Did extensive research on use and importance of Hadoop Map Reduce framework
- Notes
- Map/Reduce is a programming paradigm that expresses a large distributed computation as a sequence of distributed operations on data sets of key/value pairs.
- Map phase - split the input dataset into large number of fragements each of which is a part of an individual task.
- Reduce phase - Process each task with input as a list of fragements as they were split in the Map phase.
- Combine phase(optional) - Intermediate phase between Map and Reduce phases, does a reduce-like operation, where in each task can be preprocessed/combined with other tasks.
- Check pointing is done after each phase to achieve complete reliability.
- Integrated Distributed File System (known as HDFS) that takes care of reliably storing very large files and maintain their appropriate number of replicas. Well defined interface (shell + API) available for writing/reading files to this file system.
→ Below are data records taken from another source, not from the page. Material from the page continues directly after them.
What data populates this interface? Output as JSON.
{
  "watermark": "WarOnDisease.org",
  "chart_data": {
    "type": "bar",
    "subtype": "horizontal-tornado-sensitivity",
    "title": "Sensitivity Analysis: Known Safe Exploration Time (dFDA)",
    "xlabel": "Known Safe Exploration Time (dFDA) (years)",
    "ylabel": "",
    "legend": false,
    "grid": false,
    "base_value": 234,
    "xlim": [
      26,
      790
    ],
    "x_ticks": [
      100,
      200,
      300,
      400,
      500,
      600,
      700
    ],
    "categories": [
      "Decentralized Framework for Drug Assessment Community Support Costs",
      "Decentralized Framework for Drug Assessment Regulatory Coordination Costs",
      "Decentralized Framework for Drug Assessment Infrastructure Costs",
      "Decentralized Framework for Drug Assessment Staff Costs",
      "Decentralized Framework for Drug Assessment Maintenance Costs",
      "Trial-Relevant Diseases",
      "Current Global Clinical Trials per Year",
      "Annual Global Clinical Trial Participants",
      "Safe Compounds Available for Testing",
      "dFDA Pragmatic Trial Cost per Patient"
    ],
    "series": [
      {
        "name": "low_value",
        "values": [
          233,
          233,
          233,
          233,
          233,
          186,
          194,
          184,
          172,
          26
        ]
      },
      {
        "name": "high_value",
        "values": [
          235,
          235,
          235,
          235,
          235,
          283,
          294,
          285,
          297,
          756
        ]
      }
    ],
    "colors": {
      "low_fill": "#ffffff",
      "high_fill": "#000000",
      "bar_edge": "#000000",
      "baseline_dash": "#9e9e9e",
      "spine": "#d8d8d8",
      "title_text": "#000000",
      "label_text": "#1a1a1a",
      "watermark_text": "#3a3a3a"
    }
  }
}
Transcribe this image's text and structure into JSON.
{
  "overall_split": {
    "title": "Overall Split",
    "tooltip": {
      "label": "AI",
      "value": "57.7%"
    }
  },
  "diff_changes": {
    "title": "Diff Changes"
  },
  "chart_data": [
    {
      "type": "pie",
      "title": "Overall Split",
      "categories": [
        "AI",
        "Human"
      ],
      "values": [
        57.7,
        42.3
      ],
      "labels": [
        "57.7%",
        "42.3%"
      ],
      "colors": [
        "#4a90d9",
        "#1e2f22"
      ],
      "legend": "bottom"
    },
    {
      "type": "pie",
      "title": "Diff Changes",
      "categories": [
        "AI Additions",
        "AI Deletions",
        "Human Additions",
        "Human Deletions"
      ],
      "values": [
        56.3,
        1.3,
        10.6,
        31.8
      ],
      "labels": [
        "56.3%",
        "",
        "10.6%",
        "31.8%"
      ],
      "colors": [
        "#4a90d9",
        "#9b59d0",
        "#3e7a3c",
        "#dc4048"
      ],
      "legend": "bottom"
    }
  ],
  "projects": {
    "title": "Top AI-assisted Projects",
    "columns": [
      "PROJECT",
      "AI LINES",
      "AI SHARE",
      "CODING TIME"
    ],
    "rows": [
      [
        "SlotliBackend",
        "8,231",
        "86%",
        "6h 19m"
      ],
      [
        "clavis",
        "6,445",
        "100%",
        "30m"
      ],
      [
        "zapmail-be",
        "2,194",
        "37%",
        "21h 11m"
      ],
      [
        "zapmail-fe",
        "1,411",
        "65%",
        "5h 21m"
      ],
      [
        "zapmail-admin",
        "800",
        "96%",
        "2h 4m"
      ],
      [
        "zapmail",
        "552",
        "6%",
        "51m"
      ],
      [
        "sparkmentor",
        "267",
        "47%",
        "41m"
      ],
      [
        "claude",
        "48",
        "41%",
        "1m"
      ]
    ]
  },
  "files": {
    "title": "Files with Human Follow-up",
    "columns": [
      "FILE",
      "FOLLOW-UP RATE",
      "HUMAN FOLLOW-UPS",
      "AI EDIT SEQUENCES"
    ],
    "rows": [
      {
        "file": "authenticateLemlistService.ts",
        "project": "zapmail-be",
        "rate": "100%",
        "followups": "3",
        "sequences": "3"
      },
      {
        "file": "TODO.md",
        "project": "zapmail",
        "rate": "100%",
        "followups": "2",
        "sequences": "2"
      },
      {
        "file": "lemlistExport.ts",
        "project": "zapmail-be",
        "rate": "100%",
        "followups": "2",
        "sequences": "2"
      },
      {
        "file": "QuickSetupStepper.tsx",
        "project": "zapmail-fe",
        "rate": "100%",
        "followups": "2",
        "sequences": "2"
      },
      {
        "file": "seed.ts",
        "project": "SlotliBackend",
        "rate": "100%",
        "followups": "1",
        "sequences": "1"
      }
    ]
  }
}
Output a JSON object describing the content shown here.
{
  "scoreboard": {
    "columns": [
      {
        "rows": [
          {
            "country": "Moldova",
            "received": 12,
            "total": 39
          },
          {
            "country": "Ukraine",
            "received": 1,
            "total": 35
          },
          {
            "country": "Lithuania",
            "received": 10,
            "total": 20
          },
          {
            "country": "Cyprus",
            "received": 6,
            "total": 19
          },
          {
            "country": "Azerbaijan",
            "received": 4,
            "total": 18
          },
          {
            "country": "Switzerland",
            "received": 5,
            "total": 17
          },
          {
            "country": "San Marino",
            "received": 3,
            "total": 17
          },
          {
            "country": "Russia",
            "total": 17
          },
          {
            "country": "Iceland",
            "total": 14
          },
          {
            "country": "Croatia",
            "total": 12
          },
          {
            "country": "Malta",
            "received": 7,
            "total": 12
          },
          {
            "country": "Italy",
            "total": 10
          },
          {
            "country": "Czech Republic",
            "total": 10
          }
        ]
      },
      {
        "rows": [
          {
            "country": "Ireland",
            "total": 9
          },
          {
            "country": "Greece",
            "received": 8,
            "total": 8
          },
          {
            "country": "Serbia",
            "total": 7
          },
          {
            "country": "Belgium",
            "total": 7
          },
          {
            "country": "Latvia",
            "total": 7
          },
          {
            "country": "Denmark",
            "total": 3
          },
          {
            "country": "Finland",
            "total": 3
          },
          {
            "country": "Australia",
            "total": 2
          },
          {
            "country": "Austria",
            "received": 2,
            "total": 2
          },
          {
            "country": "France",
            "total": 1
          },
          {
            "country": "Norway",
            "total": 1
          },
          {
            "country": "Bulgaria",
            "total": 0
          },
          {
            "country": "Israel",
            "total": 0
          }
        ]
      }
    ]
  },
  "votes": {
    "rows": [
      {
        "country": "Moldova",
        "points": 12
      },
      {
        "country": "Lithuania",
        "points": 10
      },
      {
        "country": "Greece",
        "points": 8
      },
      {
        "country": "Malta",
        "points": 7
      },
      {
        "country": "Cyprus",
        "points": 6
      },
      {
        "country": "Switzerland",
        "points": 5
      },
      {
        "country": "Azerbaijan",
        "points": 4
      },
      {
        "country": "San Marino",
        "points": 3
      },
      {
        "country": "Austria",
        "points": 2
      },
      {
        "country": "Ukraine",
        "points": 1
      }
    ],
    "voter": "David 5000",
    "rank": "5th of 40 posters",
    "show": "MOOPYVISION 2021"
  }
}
- Programs can be written in Java, C++, Python and Ruby.
- Extensive documentation and relevant examples available for Java
- Compile instructions missing for C++.
- Command line interface available for submitting jobs and communicating with HDFS (for i/o files)
- Quick Facts
- Mostly built with Java, to achieve platform independence, so only pre-requisites are
- Java >= 1.5.x
- ssh and sshd - For initiating hadoop daemons on slave nodes from master itself
- rsync - For replicating purposes (HDFS)
- Public key authentication set between master and all slave machines (blank passphrase)
- Big list of organisations who utilize hadoop
- Yahoo - More than 25,000 computers - Used to support research activities on Ad Systems and Web Search
- Used 6 CS machines to setup hadoop on them (in /tmp directory) and tested executing several examples.